Pipeline configuration file

Before to run iKISS, create and adapt the pipeline on the configfile.yaml.

ikiss create_config -c configfile.yaml

Three sections are described on the configfile.yaml file.

Data section

First, adapt the configfile.yaml file with the fastq path (FASTQ) and the outfile path (OUTPUT) in the DATA section.

DATA:
   FASTQ: './DATATEST/fastq'
   OUTPUT: './OUTPUT-KISS/'

Warning

if you are using illumina paired reads, you need rename reads SAMPLE_R1.fastq.gz and SAMPLE_R2.fastq.gz. For single reads use SAMPLE_R1.fastq.gz

Note

iKISS uses compressed and decompressed fastq files

Workflow section

Chose the iKISS steps using the section WORKFLOW and parameter it with the PARAMS sections.

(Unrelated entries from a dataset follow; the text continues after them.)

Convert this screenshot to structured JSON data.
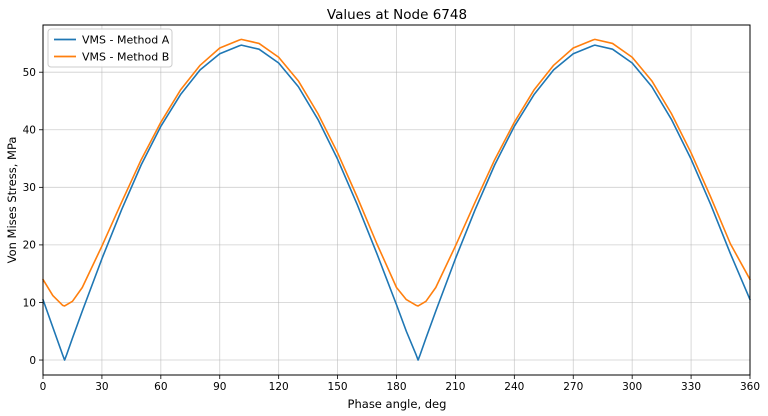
{
  "chart_data": {
    "type": "line",
    "title": "Values at Node 6748",
    "xlabel": "Phase angle, deg",
    "ylabel": "Von Mises Stress, MPa",
    "xlim": [
      0,
      360
    ],
    "ylim": [
      -2.6,
      58.2
    ],
    "xticks": [
      0,
      30,
      60,
      90,
      120,
      150,
      180,
      210,
      240,
      270,
      300,
      330,
      360
    ],
    "yticks": [
      0,
      10,
      20,
      30,
      40,
      50
    ],
    "grid": true,
    "legend_position": "upper-left",
    "series": [
      {
        "name": "VMS - Method A",
        "color": "#1f77b4",
        "x": [
          0,
          5,
          10,
          11,
          12,
          15,
          20,
          30,
          40,
          50,
          60,
          70,
          80,
          90,
          100,
          101,
          110,
          120,
          130,
          140,
          150,
          160,
          170,
          180,
          185,
          190,
          191,
          192,
          195,
          200,
          210,
          220,
          230,
          240,
          250,
          260,
          270,
          280,
          281,
          290,
          300,
          310,
          320,
          330,
          340,
          350,
          360
        ],
        "y": [
          10.5,
          5.7,
          0.9,
          0.0,
          0.9,
          3.8,
          8.5,
          17.6,
          26.1,
          33.9,
          40.6,
          46.1,
          50.4,
          53.2,
          54.6,
          54.7,
          54.0,
          51.6,
          47.5,
          41.8,
          34.9,
          27.0,
          18.5,
          9.6,
          5.0,
          0.9,
          0.0,
          0.9,
          3.8,
          8.5,
          17.6,
          26.1,
          33.9,
          40.6,
          46.1,
          50.4,
          53.2,
          54.6,
          54.7,
          54.0,
          51.6,
          47.5,
          41.8,
          34.9,
          27.0,
          18.5,
          10.5
        ]
      },
      {
        "name": "VMS - Method B",
        "color": "#ff7f0e",
        "x": [
          0,
          5,
          10,
          11,
          15,
          20,
          30,
          40,
          50,
          60,
          70,
          80,
          90,
          100,
          101,
          110,
          120,
          130,
          140,
          150,
          160,
          170,
          180,
          185,
          190,
          191,
          195,
          200,
          210,
          220,
          230,
          240,
          250,
          260,
          270,
          280,
          281,
          290,
          300,
          310,
          320,
          330,
          340,
          350,
          360
        ],
        "y": [
          14.0,
          11.2,
          9.5,
          9.4,
          10.2,
          12.6,
          19.8,
          27.4,
          34.8,
          41.3,
          46.9,
          51.2,
          54.2,
          55.6,
          55.7,
          55.0,
          52.6,
          48.5,
          42.8,
          36.0,
          28.3,
          20.2,
          12.6,
          10.5,
          9.5,
          9.4,
          10.2,
          12.6,
          19.8,
          27.4,
          34.8,
          41.3,
          46.9,
          51.2,
          54.2,
          55.6,
          55.7,
          55.0,
          52.6,
          48.5,
          42.8,
          36.0,
          28.3,
          20.2,
          14.0
        ]
      }
    ]
  }
}
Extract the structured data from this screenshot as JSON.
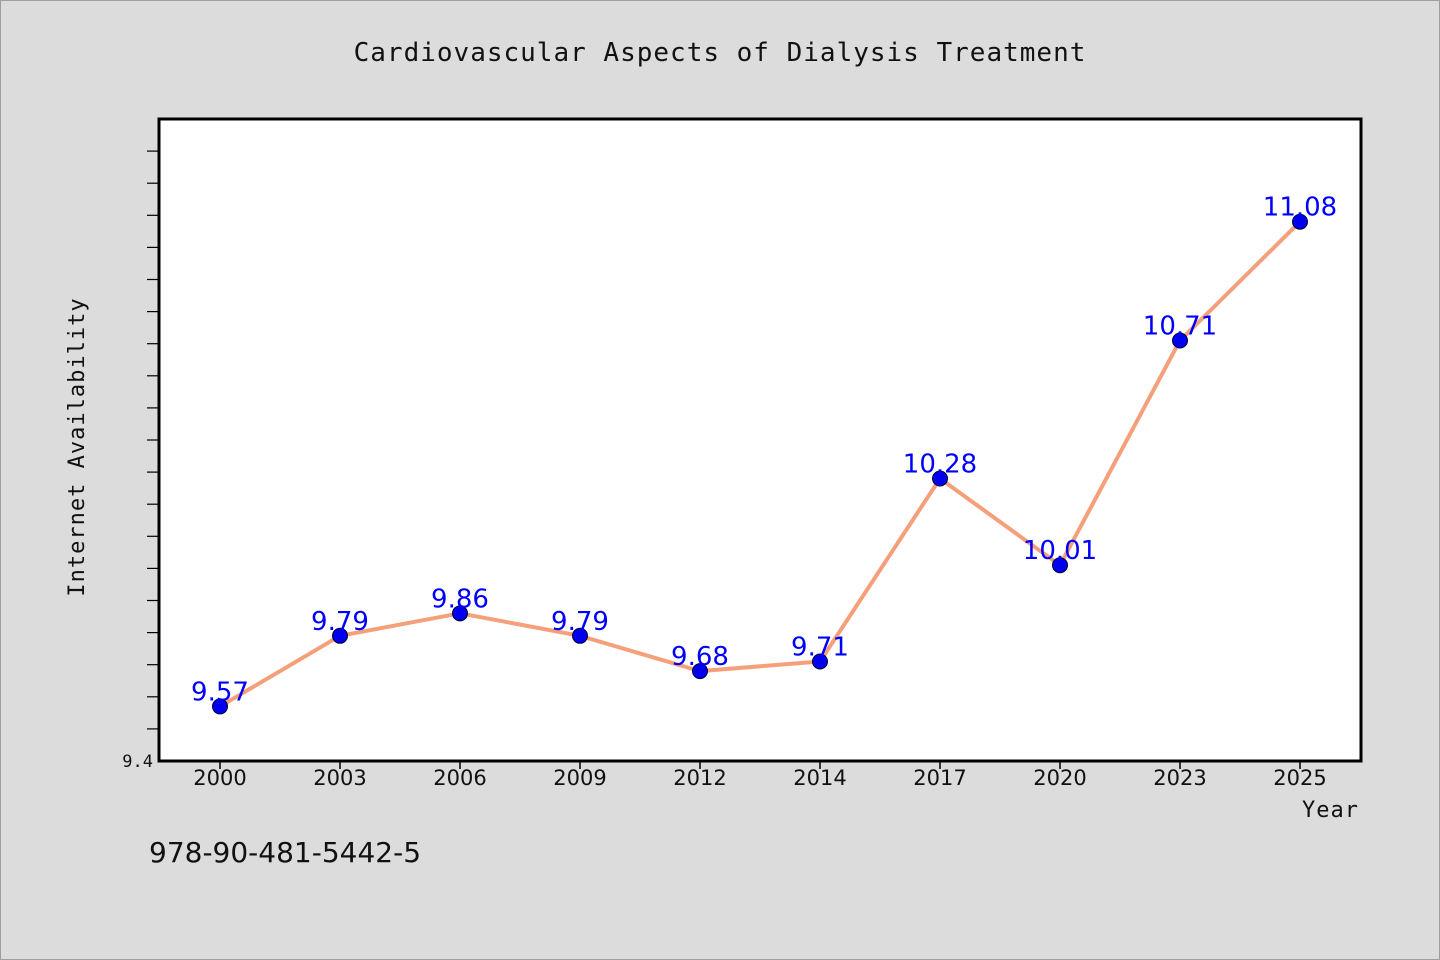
{
  "chart_data": {
    "type": "line",
    "title": "Cardiovascular Aspects of Dialysis Treatment",
    "xlabel": "Year",
    "ylabel": "Internet Availability",
    "categories": [
      "2000",
      "2003",
      "2006",
      "2009",
      "2012",
      "2014",
      "2017",
      "2020",
      "2023",
      "2025"
    ],
    "series": [
      {
        "values": [
          9.57,
          9.79,
          9.86,
          9.79,
          9.68,
          9.71,
          10.28,
          10.01,
          10.71,
          11.08
        ]
      }
    ],
    "data_labels": [
      "9.57",
      "9.79",
      "9.86",
      "9.79",
      "9.68",
      "9.71",
      "10.28",
      "10.01",
      "10.71",
      "11.08"
    ],
    "ylim": [
      9.4,
      11.4
    ],
    "y_tick_labels": [
      {
        "value": 9.4,
        "label": "9.4"
      }
    ],
    "y_minor_tick_step": 0.1,
    "grid": false,
    "line_color": "#f5a07a",
    "marker_color": "#0000ee",
    "label_color": "#0000ff",
    "background_color": "#dcdcdc",
    "plot_background_color": "#ffffff"
  },
  "footer": {
    "code": "978-90-481-5442-5"
  }
}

In WORKFLOW section, several modes can be launched:

Tool

Description

KMERS_MODULE

Convert reads in kmers, filter them and create a format ready to use in population genomics

PCADAPT

Detects genetic markers (kmers) involved in biological adaptation and provides outlier detection based on Principal Component Analysis (PCA).

LFMM

Used by iKISS for testing correlations between kmers and environmental data.

SNMF

Optionally used to compute least-squares estimates of ancestry proportions and ancestral allelic frequencies.

MAPPING_KMERS

Optionally used to align kmers to a genomic reference (if a reference is available).

ASSEMBLY_KMERS

Optionally assembles significant kmers obtained by pcadapt or lfmm.

INTERSECT

Optionally calculates how many kmers (if MAPPING_KMERS is activated) or contigs (if ASSEMBLY_KMERS is activated) are found in FEATURES (gene by default).

Note

KMERS_MODULE step has to be activated by default.

Note

̀PCADAPT`,`̀LFMM`, SNMF, MAPPING or ASSEMBLY are optional. Active or deactivate these steps using true or false.

WORKFLOW:
    # convert reads in kmers and computes a binary matrix
    KMERS_MODULE : true
    # structure genotype based in ancestry
    SNMF: true
    # structure genotype based in pca
    PCADAPT : true
    # calculate association between genotype and phenotype
    LFMM : true
    # mapping of kmers over a genomic reference
    MAPPING_KMERS: true
    # assembly kmers outliers detected by pcadapt and lfmm
    ASSEMBLY_KMERS : true
    # intersect outliers position (directly kmers or contigs) and features in a gff
    INTERSECT : true

Params section

In the PARAMS section, parameters of tools can be modified and adapted.

Please check the documentation of module you are interested to parameter integrated tools.